Bilan au mois de juillet 2016 : de l’argent dû est rentré dans les caisses en provenance d’Algérie et d’Arabie Saoudite (au total la dette des organismes a diminué de 31% en un an, et celle des particuliers entame pour la première fois un mouvement à la baisse).
Lire l’article intégral sur jeanyvesnau.com
Pour illustrer cet article, nous avons exhumé un reportage de Mediapart en date du 4 juillet 2016 à la Timone, l’hôpital public bien connu de Marseille. On y soigne beaucoup d’étrangers, venus en ferry des côtes méditerranéennes.
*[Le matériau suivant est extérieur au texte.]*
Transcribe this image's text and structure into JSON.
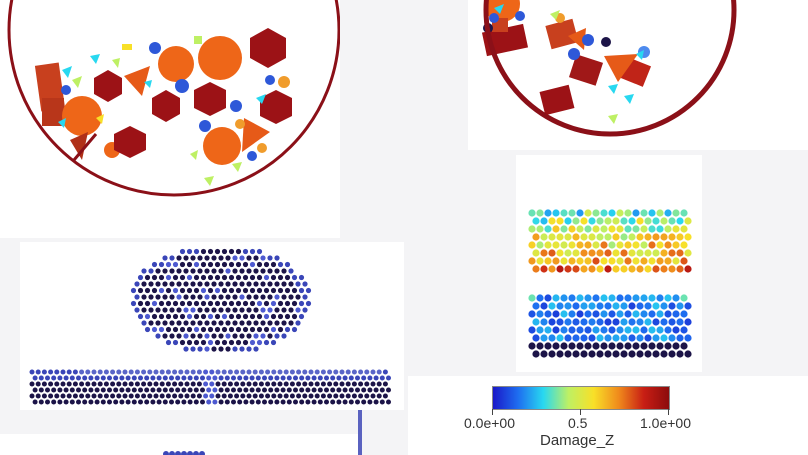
{
  "colorbar": {
    "title": "Damage_Z",
    "ticks": [
      "0.0e+00",
      "0.5",
      "1.0e+00"
    ],
    "colors": [
      "#1a18c8",
      "#1e6ef0",
      "#28d8f0",
      "#bef064",
      "#f8e028",
      "#f08a1c",
      "#c81e14",
      "#8c0c0c"
    ]
  },
  "palette": {
    "drum": "#8b1018",
    "large_disk": "#ee6618",
    "hexagon": "#9c1216",
    "triangle": "#e65a18",
    "small_disk": "#2e58d8",
    "dark_particle": "#1c1448",
    "blue_particle": "#3a46b8"
  },
  "icons": {
    "drum_left": "rotating-drum-icon",
    "drum_right": "rotating-drum-icon"
  }
}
La comptabilité de l’établissement a eu longtemps du mal à récupérer quelques sous de ses opérations, que les médecins défendaient, au nom de l’accès aux soins pour tous.
Faciliter l’accès aux soins des précaires, exclus et migrants : c’est la mission des permanences d’accès aux soins. Ces services aux moyens limités entendent offrir une médecine humaine, qualitative et performante, loin du productivisme usant l’hôpital.
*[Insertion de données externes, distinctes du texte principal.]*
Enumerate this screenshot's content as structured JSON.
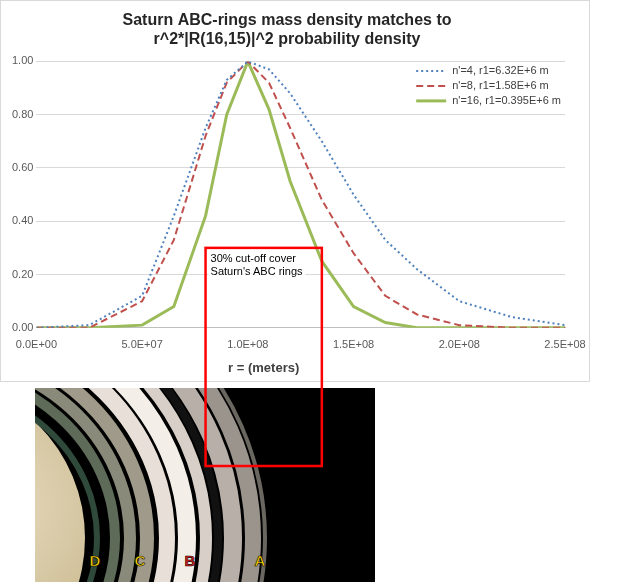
{
  "chart_data": {
    "type": "line",
    "title": "Saturn ABC-rings mass density matches to r^2*|R(16,15)|^2 probability density",
    "x_label": "r = (meters)",
    "x": [
      0,
      25000000,
      50000000,
      65000000,
      80000000,
      90000000,
      100000000,
      110000000,
      120000000,
      135000000,
      150000000,
      165000000,
      180000000,
      200000000,
      225000000,
      250000000
    ],
    "series": [
      {
        "name": "n'=4, r1=6.32E+6 m",
        "color": "#4f81bd",
        "line_style": "dotted",
        "values": [
          0,
          0.01,
          0.12,
          0.42,
          0.75,
          0.93,
          1.0,
          0.97,
          0.88,
          0.7,
          0.5,
          0.33,
          0.22,
          0.1,
          0.04,
          0.01
        ]
      },
      {
        "name": "n'=8, r1=1.58E+6 m",
        "color": "#c0504d",
        "line_style": "dashed",
        "values": [
          0,
          0,
          0.1,
          0.33,
          0.72,
          0.92,
          1.0,
          0.92,
          0.75,
          0.48,
          0.28,
          0.12,
          0.05,
          0.01,
          0,
          0
        ]
      },
      {
        "name": "n'=16, r1=0.395E+6 m",
        "color": "#9bbb59",
        "line_style": "solid",
        "values": [
          0,
          0,
          0.01,
          0.08,
          0.42,
          0.8,
          1.0,
          0.82,
          0.55,
          0.25,
          0.08,
          0.02,
          0,
          0,
          0,
          0
        ]
      }
    ],
    "xlim": [
      0,
      250000000
    ],
    "xticks": [
      {
        "value": 0,
        "label": "0.0E+00"
      },
      {
        "value": 50000000,
        "label": "5.0E+07"
      },
      {
        "value": 100000000,
        "label": "1.0E+08"
      },
      {
        "value": 150000000,
        "label": "1.5E+08"
      },
      {
        "value": 200000000,
        "label": "2.0E+08"
      },
      {
        "value": 250000000,
        "label": "2.5E+08"
      }
    ],
    "ylim": [
      0,
      1
    ],
    "yticks": [
      {
        "value": 0,
        "label": "0.00"
      },
      {
        "value": 0.2,
        "label": "0.20"
      },
      {
        "value": 0.4,
        "label": "0.40"
      },
      {
        "value": 0.6,
        "label": "0.60"
      },
      {
        "value": 0.8,
        "label": "0.80"
      },
      {
        "value": 1,
        "label": "1.00"
      }
    ],
    "grid": true,
    "legend": "top-right",
    "annotation": {
      "text": "30% cut-off cover Saturn's ABC rings",
      "x_range": [
        80000000,
        135000000
      ],
      "y_top": 0.3,
      "color": "#ff0000"
    }
  },
  "image": {
    "ring_labels": [
      {
        "text": "D",
        "color": "#ffd700"
      },
      {
        "text": "C",
        "color": "#ffd700"
      },
      {
        "text": "B",
        "color": "#e02020"
      },
      {
        "text": "A",
        "color": "#ffd700"
      }
    ]
  }
}
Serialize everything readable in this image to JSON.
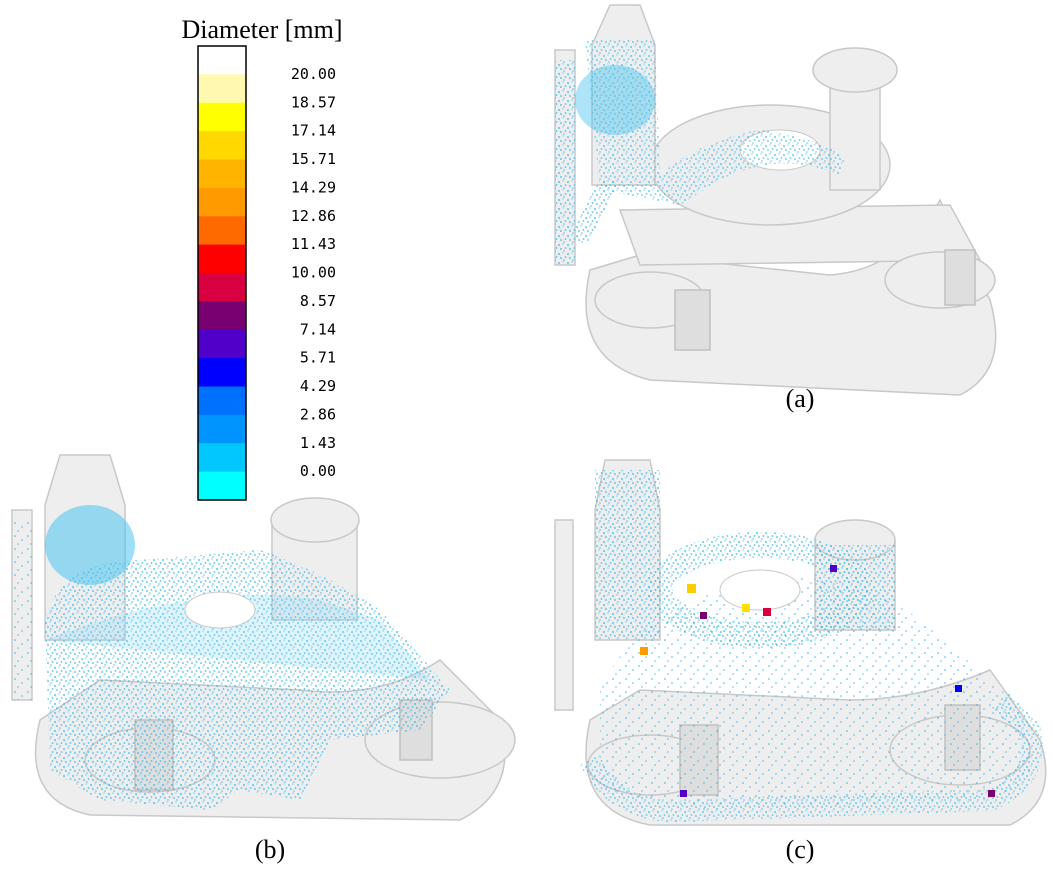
{
  "legend": {
    "title": "Diameter [mm]",
    "ticks": [
      "20.00",
      "18.57",
      "17.14",
      "15.71",
      "14.29",
      "12.86",
      "11.43",
      "10.00",
      "8.57",
      "7.14",
      "5.71",
      "4.29",
      "2.86",
      "1.43",
      "0.00"
    ],
    "colors": [
      "#ffffff",
      "#fff8b0",
      "#ffff00",
      "#ffd800",
      "#ffb400",
      "#ff9a00",
      "#ff6a00",
      "#ff0000",
      "#d80040",
      "#780070",
      "#5000c8",
      "#0000ff",
      "#0070ff",
      "#0094ff",
      "#00c8ff",
      "#00ffff"
    ]
  },
  "panels": [
    {
      "label": "(a)"
    },
    {
      "label": "(b)"
    },
    {
      "label": "(c)"
    }
  ]
}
Le journal en ligne d’Edwy Plenel nous apprend comment obtenir cet accès aux soins quasi-gratuit, même quand on est en situation irrégulière :
Elle est en situation irrégulière, mais elle dispose d’une adresse – le centre d’hébergement d’urgence – depuis cinq mois, ce qui lui ouvre le droit à l’aide médicale d’État. Le docteur Grassineau, qui est la responsable de cette permanence d’accès aux soins de santé (Pass), n’est pour elle qu’une première rencontre avec le système de santé : lorsqu’elle aura ouvert ses droits, grâce à l’aide des assistants sociaux du service, elle pourra s’adresser à n’importe quel professionnel de santé, libéral ou hospitalier. Les Pass ont été créées en 1998, en même temps que la couverture maladie universelle (CMU), pour faciliter l’accès aux soins des personnes en situation de précarité. Ce ne sont pas des services hospitaliers destinés aux migrants ou aux exclus, mais elles leur servent de porte d’entrée dans le système de soins français.
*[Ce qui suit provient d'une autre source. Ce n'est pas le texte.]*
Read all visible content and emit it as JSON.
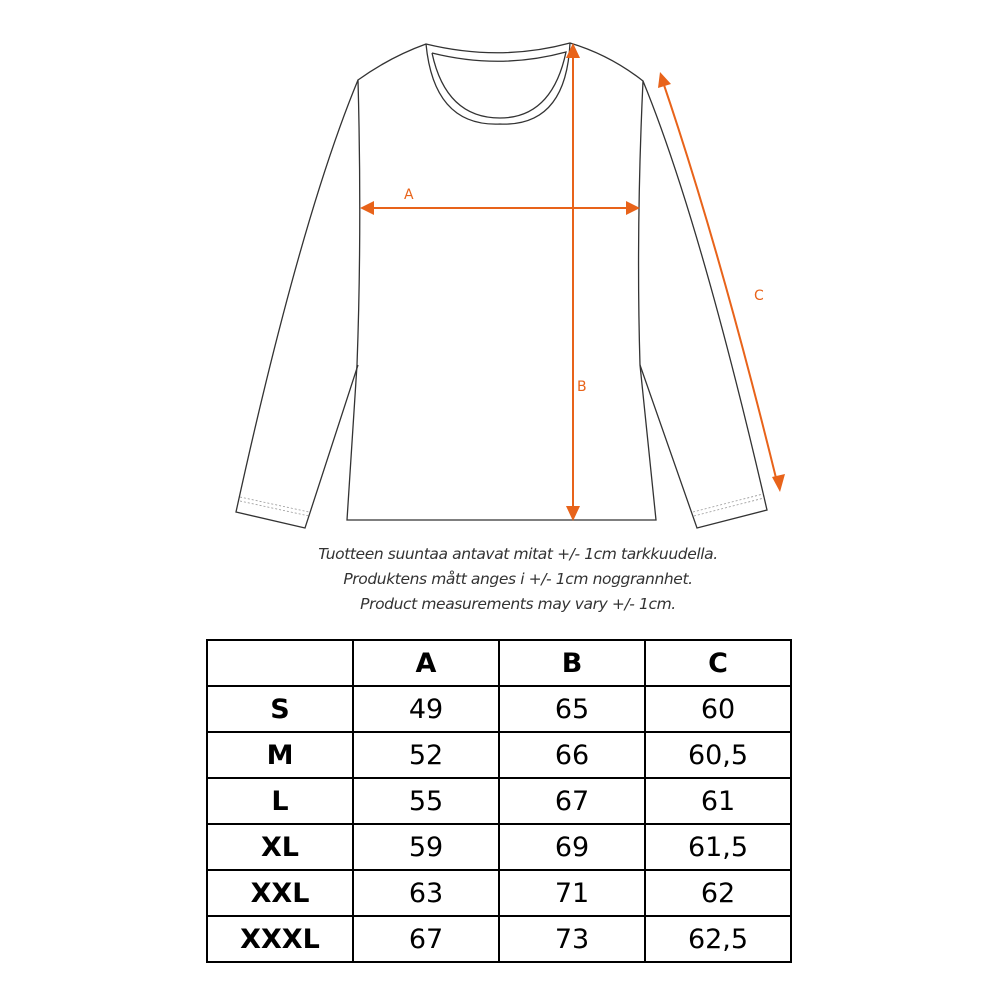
{
  "diagram": {
    "labels": {
      "a": "A",
      "b": "B",
      "c": "C"
    },
    "arrow_color": "#e8631a"
  },
  "captions": [
    "Tuotteen suuntaa antavat mitat +/- 1cm tarkkuudella.",
    "Produktens mått anges i +/- 1cm noggrannhet.",
    "Product measurements may vary +/- 1cm."
  ],
  "size_table": {
    "headers": [
      "",
      "A",
      "B",
      "C"
    ],
    "rows": [
      [
        "S",
        "49",
        "65",
        "60"
      ],
      [
        "M",
        "52",
        "66",
        "60,5"
      ],
      [
        "L",
        "55",
        "67",
        "61"
      ],
      [
        "XL",
        "59",
        "69",
        "61,5"
      ],
      [
        "XXL",
        "63",
        "71",
        "62"
      ],
      [
        "XXXL",
        "67",
        "73",
        "62,5"
      ]
    ]
  }
}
Initialement, le système Pass, cette médecine du pauvre, était destiné aux précaires, très nombreux à Marseille : 30% des actifs sont au chômage dans les quartiers Nord, 20% de la population de la ville « vit » du RSA. Mediapart précise que la France compte 450 Pass, que son budget a augmenté (60M€) mais qu’il reste néanmoins insuffisant pour faire face à la misère sociale, à la fracture médicale.
Dernière stat, intéressante : depuis que la tarification à l’acte a introduit la rentabilité dans l’hôpital (et on ne parle pas des 35 heures, qui ont déstabilisé le fragile équilibre de cette structure), les personnels sont sous pression, le taux d’absentéisme a explosé, mais dans les Pass, une majorité des personnels trouve le travail « épanouissant », utile. Le libéralisme n’a pas encore eu la peau des vocations !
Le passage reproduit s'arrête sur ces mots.